Cabe inicialmente esclarecer a
diferença entre um mártir e um não mártir. O primeiro é uma pessoa que sofreu
duras perseguições por causa da fé que professa. Não se trata, aqui, de uma
pessoa que opera milagres depois da morte. O não mártir é aquele que não sofreu
duras perseguições pela fé que abraçou.
De posse desse ligeiro
esclarecimento, voltemos agora para o caso de Mônica. Note-se que, em todo o
momento, Agostinho não faz alusão aos túmulos dos parentes, mas apenas aos
túmulos dos mártires, ou seja, de cristãos que, em vida, eram considerados
exemplos a serem seguidos. Na verdade, Agostinho não sinalizava de forma
positiva no que concerne à prática de orar pelos mártires ou pelos mortos “comuns”
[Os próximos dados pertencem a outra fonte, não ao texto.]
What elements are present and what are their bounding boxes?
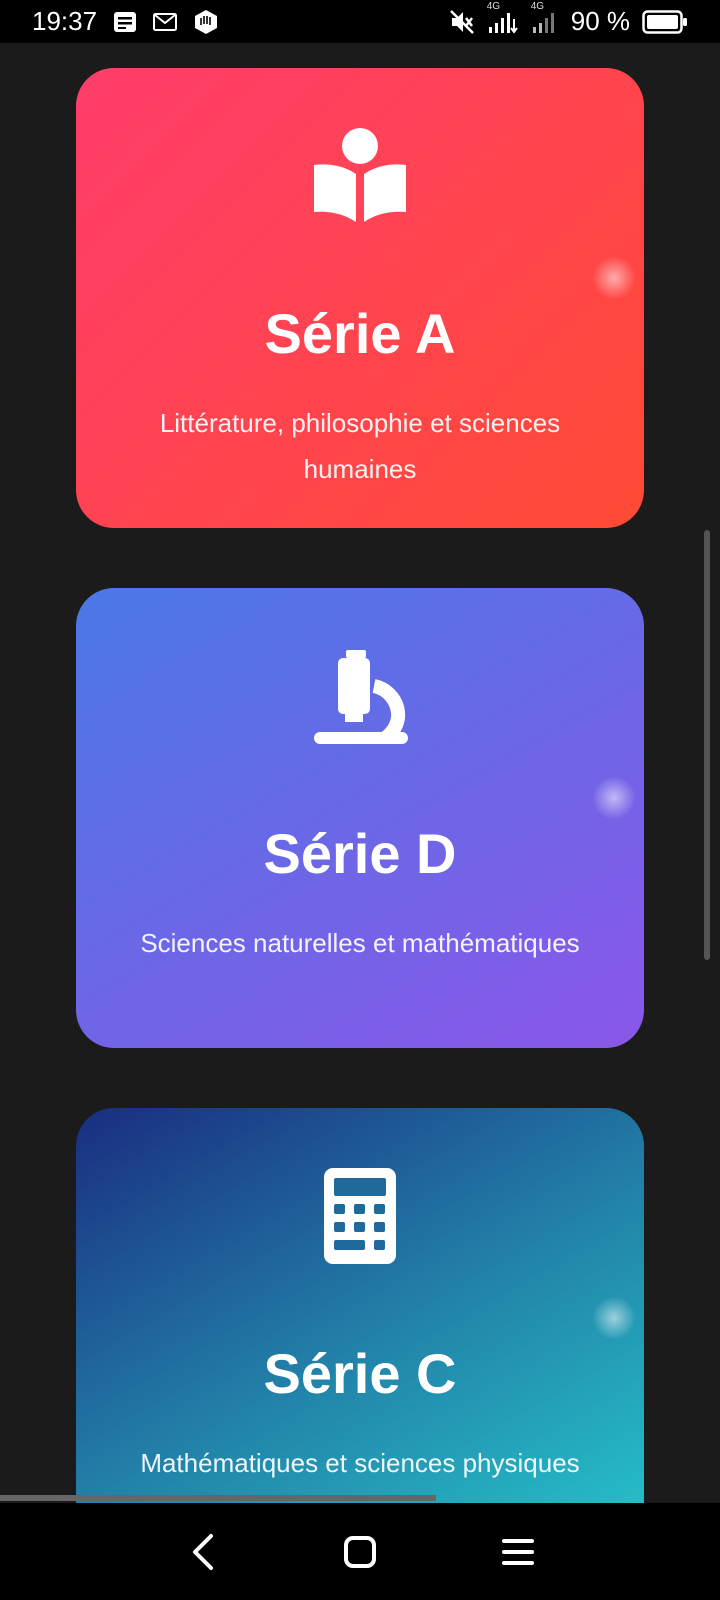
status-bar: 19:37 4G 4G 90 % (0, 0, 720, 43)
reading-book-icon (312, 126, 408, 226)
series-list[interactable]: Série A Littérature, philosophie et scie… (0, 43, 720, 1503)
home-icon[interactable] (336, 1528, 384, 1576)
menu-icon[interactable] (494, 1528, 542, 1576)
card-description: Mathématiques et sciences physiques (140, 1448, 580, 1478)
signal-icon: 4G (487, 1, 519, 35)
card-glow (592, 1296, 636, 1340)
card-serie-c[interactable]: Série C Mathématiques et sciences physiq… (76, 1108, 644, 1503)
card-description: Sciences naturelles et mathématiques (140, 928, 580, 958)
card-title: Série A (264, 302, 456, 365)
back-icon[interactable] (178, 1528, 226, 1576)
card-serie-d[interactable]: Série D Sciences naturelles et mathémati… (76, 588, 644, 1048)
mute-icon (449, 9, 475, 35)
status-time: 19:37 (32, 6, 98, 36)
card-title: Série C (263, 1342, 457, 1405)
mail-icon (153, 12, 178, 31)
signal-weak-icon: 4G (531, 1, 559, 35)
microscope-icon (312, 646, 408, 746)
card-glow (592, 776, 636, 820)
scrollbar[interactable] (704, 530, 710, 960)
card-title: Série D (263, 822, 457, 885)
navigation-bar (0, 1503, 720, 1600)
horizontal-scroll-indicator (0, 1495, 436, 1501)
battery-percent: 90 % (570, 6, 630, 36)
card-description: Littérature, philosophie et sciences hum… (159, 408, 561, 484)
card-serie-a[interactable]: Série A Littérature, philosophie et scie… (76, 68, 644, 528)
card-glow (592, 256, 636, 300)
network-type-label-2: 4G (530, 0, 545, 12)
hexagon-app-icon (193, 9, 219, 35)
calculator-icon (324, 1166, 396, 1266)
notes-icon (113, 11, 137, 33)
network-type-label: 4G (486, 0, 501, 12)
battery-icon (642, 9, 688, 34)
(para saírem do purgatório), mas para fazer súplicas aos mártires – uma demonstração
de que naquele século já estava bastante solidificada a crença de que os “santos”
operavam milagres.
QUANDO E COMO SURGIU A CRENÇA DE QUE OS MÁRTIRES PODEM OUVIR AS ORAÇÕES
DOS VIVOS?
Antes de entrarmos no mérito da
pergunta, convém esclarecer que o fato dos cristãos que viveram nos primeiros
séculos seguintes à morte dos apóstolos terem adotado o hábito de fazer visitas
aos túmulos com a intenção de render súplicas aos mártires não é prova cabal
que autoriza essa crença, a saber, a de que os mortos ouvem a oração dos vivos
(e aqui fazemos um juízo de valor frente às Escrituras).
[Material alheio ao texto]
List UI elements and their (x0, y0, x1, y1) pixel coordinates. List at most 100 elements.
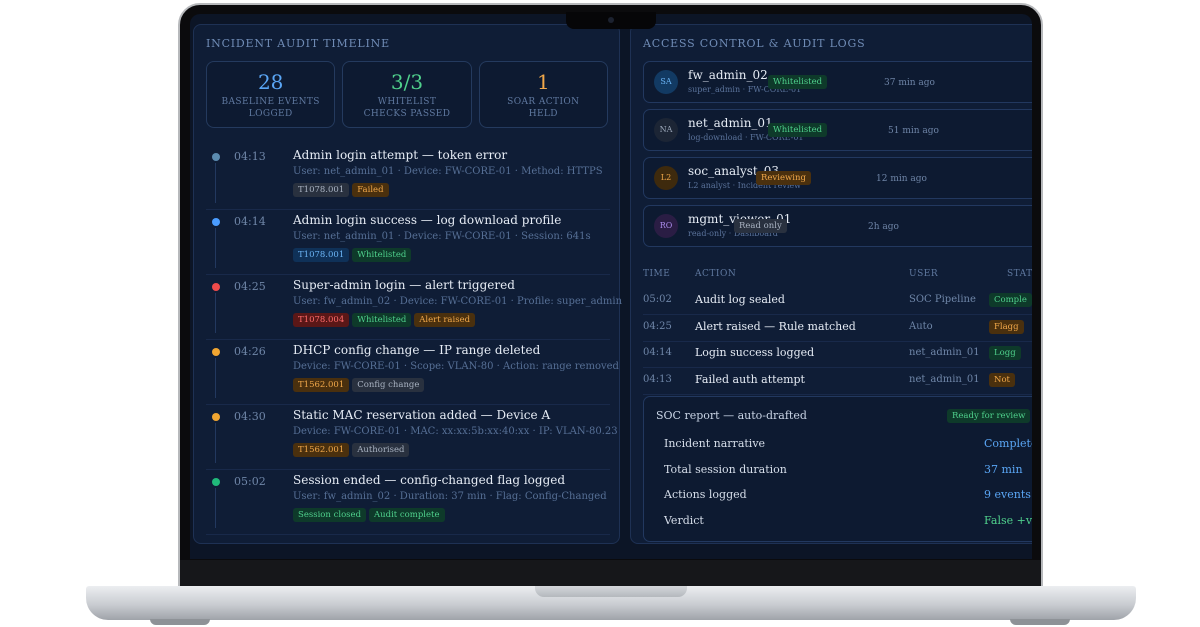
kpi-card-soar-action: 1 SOAR ACTION HELD (478, 61, 608, 128)
user-access-list: SA fw_admin_02 super_admin · FW-CORE-01 Whi… (643, 61, 1032, 253)
last-seen: 37 min ago (884, 78, 935, 88)
log-user: net_admin_01 (909, 373, 980, 385)
timeline-event[interactable]: 04:14 Admin login success — log download … (206, 210, 610, 275)
user-row-net-admin-01[interactable]: NA net_admin_01 log-download · FW-CORE-01 W… (643, 109, 1032, 151)
log-time: 05:02 (643, 294, 672, 305)
event-details: User: net_admin_01 · Device: FW-CORE-01 … (293, 166, 603, 177)
timeline-dot-icon (212, 348, 220, 356)
event-tag: Failed (352, 183, 389, 197)
event-title: Admin login attempt — token error (293, 148, 508, 162)
report-title: SOC report — auto-drafted (656, 409, 807, 422)
user-status-badge: Whitelisted (768, 123, 828, 137)
log-row[interactable]: 05:02 Audit log sealed SOC Pipeline Comple (643, 289, 1032, 315)
user-status-badge: Reviewing (756, 171, 811, 185)
log-row[interactable]: 04:25 Alert raised — Rule matched Auto Flag… (643, 316, 1032, 342)
panel-title: ACCESS CONTROL & AUDIT LOGS (643, 37, 866, 50)
log-action: Login success logged (695, 346, 815, 359)
log-user: SOC Pipeline (909, 294, 976, 305)
avatar: L2 (654, 166, 678, 190)
report-row: Total session duration 37 min (664, 463, 1032, 476)
timeline-dot-icon (212, 478, 220, 486)
access-control-audit-logs-panel: ACCESS CONTROL & AUDIT LOGS SA fw_admin_0… (630, 24, 1032, 544)
header-time: TIME (643, 269, 671, 279)
event-tags: Session closed Audit complete (293, 508, 445, 522)
log-time: 04:14 (643, 347, 672, 358)
report-value: Complete (984, 437, 1032, 450)
timeline-event[interactable]: 04:25 Super-admin login — alert triggered… (206, 275, 622, 340)
timeline-event[interactable]: 04:13 Admin login attempt — token error Us… (206, 145, 610, 210)
user-row-soc-analyst-03[interactable]: L2 soc_analyst_03 L2 analyst · Incident re… (643, 157, 1032, 199)
kpi-value: 28 (257, 70, 284, 94)
header-action: ACTION (695, 269, 737, 279)
event-tag: T1078.001 (293, 248, 350, 262)
kpi-label: SOAR ACTION HELD (507, 97, 580, 119)
incident-audit-timeline-panel: INCIDENT AUDIT TIMELINE 28 BASELINE EVEN… (193, 24, 622, 544)
timeline-event[interactable]: 04:26 DHCP config change — IP range delet… (206, 340, 619, 405)
report-row: Actions logged 9 events (664, 488, 1032, 501)
user-name: net_admin_01 (688, 116, 773, 130)
laptop-foot (150, 619, 210, 625)
report-key: Actions logged (664, 488, 747, 501)
user-status-badge: Read only (734, 219, 787, 233)
timeline-event[interactable]: 05:02 Session ended — config-changed flag… (206, 470, 610, 535)
report-value: False +ve (984, 513, 1032, 527)
panel-title: INCIDENT AUDIT TIMELINE (206, 37, 390, 50)
laptop-screen: INCIDENT AUDIT TIMELINE 28 BASELINE EVEN… (190, 14, 1032, 559)
report-key: Incident narrative (664, 437, 766, 450)
header-user: USER (909, 269, 939, 279)
timeline-dot-icon (212, 218, 220, 226)
event-title: Super-admin login — alert triggered (293, 278, 515, 292)
camera-icon (608, 17, 614, 23)
last-seen: 2h ago (868, 222, 899, 232)
kpi-card-baseline-events: 28 BASELINE EVENTS LOGGED (206, 61, 336, 128)
event-tag: T1078.001 (293, 183, 350, 197)
laptop-hinge (180, 560, 1041, 586)
event-tag: Config change (352, 378, 425, 392)
event-time: 04:30 (234, 410, 266, 423)
log-action: Failed auth attempt (695, 372, 805, 386)
log-row[interactable]: 04:14 Login success logged net_admin_01 Log… (643, 342, 1032, 368)
kpi-label: BASELINE EVENTS LOGGED (221, 97, 320, 119)
timeline-dot-icon (212, 413, 220, 421)
user-row-fw-admin-02[interactable]: SA fw_admin_02 super_admin · FW-CORE-01 Whi… (643, 61, 1032, 103)
event-tag: T1562.001 (293, 443, 350, 457)
event-tags: T1078.001 Whitelisted (293, 248, 412, 262)
soc-report-card[interactable]: SOC report — auto-drafted Ready for revi… (643, 396, 1032, 542)
event-tag: T1078.004 (293, 313, 350, 327)
timeline-dot-icon (212, 283, 220, 291)
event-details: Device: FW-CORE-01 · Scope: VLAN-80 · Ac… (293, 361, 619, 372)
timeline-connector (215, 228, 216, 268)
report-row: Incident narrative Complete (664, 437, 1032, 450)
event-time: 04:26 (234, 345, 266, 358)
event-time: 04:13 (234, 150, 266, 163)
timeline-connector (215, 163, 216, 203)
user-row-mgmt-viewer-01[interactable]: ROmgmt_viewer_01read-only · DashboardRea… (643, 205, 1032, 247)
event-time: 05:02 (234, 475, 266, 488)
log-status-badge: Comple (989, 293, 1032, 307)
camera-notch (566, 12, 656, 29)
kpi-card-whitelist-checks: 3/3 WHITELIST CHECKS PASSED (342, 61, 472, 128)
log-status-badge: Not (989, 372, 1015, 387)
timeline-event[interactable]: 04:30 Static MAC reservation added — Devi… (206, 405, 618, 470)
log-status-badge: Logg (989, 346, 1021, 360)
kpi-value: 3/3 (390, 70, 424, 94)
event-tag: Authorised (352, 443, 410, 457)
timeline-connector (215, 488, 216, 528)
report-value: 37 min (984, 462, 1023, 476)
event-title: DHCP config change — IP range deleted (293, 343, 541, 357)
avatar: RO (654, 214, 678, 238)
event-details: User: net_admin_01 · Device: FW-CORE-01 … (293, 231, 591, 242)
log-user: net_admin_01 (909, 347, 980, 358)
kpi-value: 1 (536, 70, 550, 94)
avatar: NA (654, 118, 678, 142)
event-title: Static MAC reservation added — Device A (293, 408, 551, 422)
event-details: Device: FW-CORE-01 · MAC: xx:xx:5b:xx:40… (293, 426, 618, 437)
log-action: Audit log sealed (695, 293, 785, 306)
report-status-badge: Ready for review (947, 409, 1031, 423)
report-key: Verdict (664, 513, 704, 527)
log-row[interactable]: 04:13 Failed auth attempt net_admin_01 Not (643, 369, 1032, 395)
event-details: User: fw_admin_02 · Duration: 37 min · F… (293, 491, 607, 502)
timeline-dot-icon (212, 153, 220, 161)
event-timeline: 04:13 Admin login attempt — token error Us… (206, 145, 622, 535)
timeline-connector (215, 423, 216, 463)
O que aconteceu é bem simples de explicar: com a difusão de
doutrinas ditas apócrifas (gnósticas, pagãs, etc.), a igreja foi perdendo
gradativamente a identidade original, notadamente quando pensamentos e práticas
pagãs passaram a se confundir com pensamentos e práticas cristãs. A própria
conversão de Constantino e os efeitos dessa conversão contribuíram maciçamente para
essa mistura de doutrinas e de atos litúrgicos, embora no primeiro século já havia falsos mestres entre os cristãos. Nascem e
difundem daí as crenças e as práticas de oferendas e intercessões pelos mortos,
bem como a de que eles podem ouvir as súplicas dos vivos.
CONCLUSÃO
Não está claro, do ponto de vista
documental, que, no primeiro século, os primeiros cristãos tivessem o hábito de
se dirigirem aos túmulos com a missão de fazer oferendas ou de renderem
súplicas aos mártires, ou ainda de orarem pelos mortos. Pelo menos é certo que
em suas epístolas, os escritores neotestamentários não se reportaram, tampouco abonaram
essa prática. Tal costume nasceu, indubitavelmente, da perda da identidade
original dos cristãos, cujo marco cronológico se deu muito provavelmente a
partir do último meado do segundo século ou mesmo do início do terceiro século.
Uma coisa é perpetuar a memória dos parentes mortos - inclusive dos mártires. Outra coisa é valer-se dessa tradição milenar como um imperativo dogmático, capaz de romper com o ensinamento apostólico. Ou seja, a igreja apóstata não somente recepcionou como também difundiu a ideia de que os mártires podem ouvir e atender às súplicas dos vivos, contrariando a Bíblia sagrada.